In Ferguson’s debut novel based on a true story, a driven businesswoman takes extreme and innovative measures to combat prejudice and propel her career.
Though qualified and proactive as a real estate manager, Rhoda, an African-American, finds herself frequently shut out of high-level positions due to racism even in 21st-century Manhattan. In one instance, she’s hired during a phone interview only to be told once she arrives at the Upper East Side office that the broker position has been filled. Yet when she returns disguised with a blond wig and lightened skin, calling herself GeeGee, she’s hired on the spot. In a similar fashion, Rhoda ignites her struggling hair extension side-business. Following advice from a peer that she will need to have a white “face” of the company, Rhoda calls on GeeGee.

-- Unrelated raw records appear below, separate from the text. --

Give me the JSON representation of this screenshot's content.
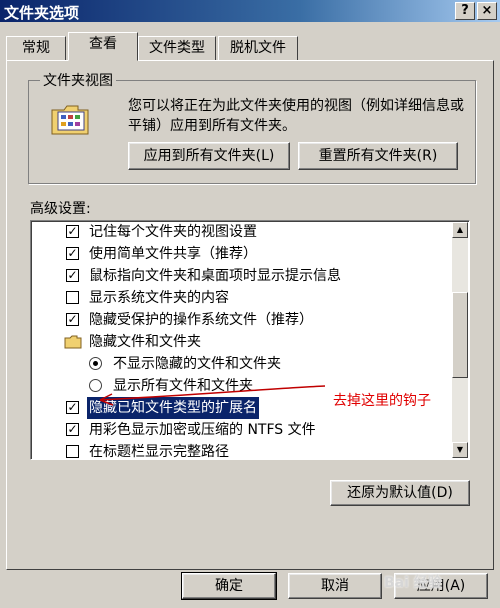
{
  "window": {
    "title": "文件夹选项",
    "help_glyph": "?",
    "close_glyph": "×"
  },
  "tabs": [
    {
      "label": "常规"
    },
    {
      "label": "查看"
    },
    {
      "label": "文件类型"
    },
    {
      "label": "脱机文件"
    }
  ],
  "active_tab": "查看",
  "folder_views": {
    "legend": "文件夹视图",
    "description": "您可以将正在为此文件夹使用的视图（例如详细信息或平铺）应用到所有文件夹。",
    "apply_all_label": "应用到所有文件夹(L)",
    "reset_all_label": "重置所有文件夹(R)"
  },
  "advanced": {
    "label": "高级设置:",
    "items": [
      {
        "type": "checkbox",
        "checked": true,
        "label": "记住每个文件夹的视图设置"
      },
      {
        "type": "checkbox",
        "checked": true,
        "label": "使用简单文件共享（推荐）"
      },
      {
        "type": "checkbox",
        "checked": true,
        "label": "鼠标指向文件夹和桌面项时显示提示信息"
      },
      {
        "type": "checkbox",
        "checked": false,
        "label": "显示系统文件夹的内容"
      },
      {
        "type": "checkbox",
        "checked": true,
        "label": "隐藏受保护的操作系统文件（推荐）"
      },
      {
        "type": "folder",
        "label": "隐藏文件和文件夹"
      },
      {
        "type": "radio",
        "checked": true,
        "label": "不显示隐藏的文件和文件夹"
      },
      {
        "type": "radio",
        "checked": false,
        "label": "显示所有文件和文件夹"
      },
      {
        "type": "checkbox",
        "checked": true,
        "label": "隐藏已知文件类型的扩展名",
        "selected": true
      },
      {
        "type": "checkbox",
        "checked": true,
        "label": "用彩色显示加密或压缩的 NTFS 文件"
      },
      {
        "type": "checkbox",
        "checked": false,
        "label": "在标题栏显示完整路径"
      }
    ],
    "restore_defaults_label": "还原为默认值(D)"
  },
  "annotation": {
    "text": "去掉这里的钩子",
    "color": "#e00000"
  },
  "footer": {
    "ok_label": "确定",
    "cancel_label": "取消",
    "apply_label": "应用(A)"
  },
  "watermark": "Bai 经验",
  "colors": {
    "selection": "#0a246a",
    "dialog_bg": "#d4d0c8",
    "title_gradient_start": "#0a246a"
  }
}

Eventually, with the support of the NAACP, she testifies and wins a victory affirming that companies are forbidden to ask for race identification when hiring and they may not look outside of skill and experience to fill a position. The conceit of this novelized “true story” is intriguing, although which parts are based in fact and which in fiction is unclear. The dialogue-heavy prose doesn’t have much fluidity, often due to preceding dialogue tags in which a sentence ending with a comma introduces a paragraphlong quote. There’s a similar problem in the novel’s exposition, particularly due to the use of passive voice, which slows scenes down. Toward the end, Rhoda falls in love with a white man who initially knows her only as GeeGee. Once that episode is resolved, Ferguson describes the wedding night with the sensual expertise of a seasoned erotica pulp writer. For the preceding pages, though, another edit could help shape the spirited tale.
Has heart but lacks craft and efficiency.